Figure 6. Agreement between IC50 values determined for research and microscale SPDB-DM4 ADCs targeting Antigen B. For each antibody, conjugates made by both methods were simultaneously assayed for cytotoxicity on cells expressing Antigen B. (A) Agreement between research and microscale ADCs depicted in a Bland-Altman plot comparing IC50 values in log space. The mean of the differences between assays = 0.41, so the bias is 100.41, corresponding to a 2.6-fold mean difference between microscale and research scale, with microscale appearing more potent. The standard deviation of the differences between assays = 0.38, so the 95% confidence interval of a pair of microscale and research scale IC50s = 100.76 = 5.6-fold above and below the mean. (B) ADCs targeting Antigen B were ranked based on cytotoxic IC50 using research scale and microscale conjugates, and the rank order is compared.
Use test with human antibodies
As a use test, 85 antibodies against Antigen C, which were not prescreened for any biophysical or biological properties, were expressed on the 1-2 mg scale. The entire library was conjugated with SMCC-DM1 using microscale conjugation.

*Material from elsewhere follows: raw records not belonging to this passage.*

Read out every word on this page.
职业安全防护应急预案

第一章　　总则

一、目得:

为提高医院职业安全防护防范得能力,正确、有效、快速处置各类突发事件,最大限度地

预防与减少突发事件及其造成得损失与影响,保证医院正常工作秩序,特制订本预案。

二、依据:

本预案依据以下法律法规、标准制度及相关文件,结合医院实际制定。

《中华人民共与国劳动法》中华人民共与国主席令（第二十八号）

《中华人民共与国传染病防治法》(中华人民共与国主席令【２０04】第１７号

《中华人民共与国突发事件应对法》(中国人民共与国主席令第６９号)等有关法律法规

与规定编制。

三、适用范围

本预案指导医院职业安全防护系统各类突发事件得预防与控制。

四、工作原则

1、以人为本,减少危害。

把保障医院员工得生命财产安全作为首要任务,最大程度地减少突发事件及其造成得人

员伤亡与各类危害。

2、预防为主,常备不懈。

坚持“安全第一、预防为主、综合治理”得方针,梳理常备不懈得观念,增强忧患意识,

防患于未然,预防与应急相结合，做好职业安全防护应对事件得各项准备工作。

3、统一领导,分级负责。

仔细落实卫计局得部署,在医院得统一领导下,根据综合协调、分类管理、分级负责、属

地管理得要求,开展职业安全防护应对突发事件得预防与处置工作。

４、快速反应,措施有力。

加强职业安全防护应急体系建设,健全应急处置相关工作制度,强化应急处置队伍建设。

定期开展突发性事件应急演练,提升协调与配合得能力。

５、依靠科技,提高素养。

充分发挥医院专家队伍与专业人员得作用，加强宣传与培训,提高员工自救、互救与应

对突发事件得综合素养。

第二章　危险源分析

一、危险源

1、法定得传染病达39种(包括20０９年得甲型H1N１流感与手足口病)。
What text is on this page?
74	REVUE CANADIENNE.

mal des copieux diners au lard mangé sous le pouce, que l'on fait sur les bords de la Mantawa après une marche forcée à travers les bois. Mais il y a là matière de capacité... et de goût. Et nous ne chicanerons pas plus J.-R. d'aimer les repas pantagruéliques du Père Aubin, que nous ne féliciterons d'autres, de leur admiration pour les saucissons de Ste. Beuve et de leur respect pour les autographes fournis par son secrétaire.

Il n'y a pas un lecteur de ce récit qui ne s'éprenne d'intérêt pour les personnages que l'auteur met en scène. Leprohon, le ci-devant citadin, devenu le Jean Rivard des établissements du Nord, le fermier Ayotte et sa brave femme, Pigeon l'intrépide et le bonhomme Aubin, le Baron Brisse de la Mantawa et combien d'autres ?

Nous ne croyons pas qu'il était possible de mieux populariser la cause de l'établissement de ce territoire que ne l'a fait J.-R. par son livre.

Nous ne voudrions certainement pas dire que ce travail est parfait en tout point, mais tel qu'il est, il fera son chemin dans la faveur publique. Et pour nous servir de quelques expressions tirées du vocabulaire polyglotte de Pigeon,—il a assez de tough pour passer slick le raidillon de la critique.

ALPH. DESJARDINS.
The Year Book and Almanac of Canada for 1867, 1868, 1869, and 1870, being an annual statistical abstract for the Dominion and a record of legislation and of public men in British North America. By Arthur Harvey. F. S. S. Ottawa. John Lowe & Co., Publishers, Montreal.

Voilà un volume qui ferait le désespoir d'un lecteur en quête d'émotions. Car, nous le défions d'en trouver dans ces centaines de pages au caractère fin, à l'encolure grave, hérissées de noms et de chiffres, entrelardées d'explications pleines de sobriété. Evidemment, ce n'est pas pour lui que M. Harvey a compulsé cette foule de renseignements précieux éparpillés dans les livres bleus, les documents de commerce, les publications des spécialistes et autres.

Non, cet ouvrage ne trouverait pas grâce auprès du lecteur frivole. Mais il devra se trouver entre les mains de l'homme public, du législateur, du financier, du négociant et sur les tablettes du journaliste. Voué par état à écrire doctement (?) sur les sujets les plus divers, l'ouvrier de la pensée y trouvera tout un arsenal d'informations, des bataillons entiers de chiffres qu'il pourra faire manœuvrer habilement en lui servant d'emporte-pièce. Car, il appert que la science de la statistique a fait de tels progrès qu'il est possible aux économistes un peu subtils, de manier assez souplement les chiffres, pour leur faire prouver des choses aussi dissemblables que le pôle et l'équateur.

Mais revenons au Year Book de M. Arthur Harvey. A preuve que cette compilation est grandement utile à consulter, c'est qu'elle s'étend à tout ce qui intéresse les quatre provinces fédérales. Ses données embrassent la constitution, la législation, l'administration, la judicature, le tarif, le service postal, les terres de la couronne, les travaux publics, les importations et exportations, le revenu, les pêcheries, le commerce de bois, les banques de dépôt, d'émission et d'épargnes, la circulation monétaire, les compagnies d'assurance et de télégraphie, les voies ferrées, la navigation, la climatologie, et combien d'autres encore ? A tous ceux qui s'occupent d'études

As a broad test of the effects of conjugation at pH 6, the entire panel of 85 antibodies was conjugated with SMCC-DM1 at pH 6 with duplicate 100 µL reactions (antibody stocks ranged in concentration from 0.37-1.26 mg/mL). Analysis of the reaction products showed 24 conjugates were produced with >20 µg and monomer >90%. Of the 61 antibodies that did not meet these criteria, most (56/61) conjugated with inadequate yield. These 61 antibodies were re-conjugated at pH 8 using constant volumes of antibody stock (100 µL per reaction) and SMCC-DM1 (final concentration = 38 µM). This round of conjugation yielded 25 additional ADCs at >20 µg and DAR 2-6. Finally, the remaining ADC products from the first 2 rounds of conjugation were pooled and re-analyzed by SE-UPLC, giving an additional 15 ADCs meeting the yield, DAR and monomer criteria, for a combined success rate of 75% (64 out of 85 antibodies) ( and Tables S4A-C). The average DAR for the entire set was 3.4 ± 1.1.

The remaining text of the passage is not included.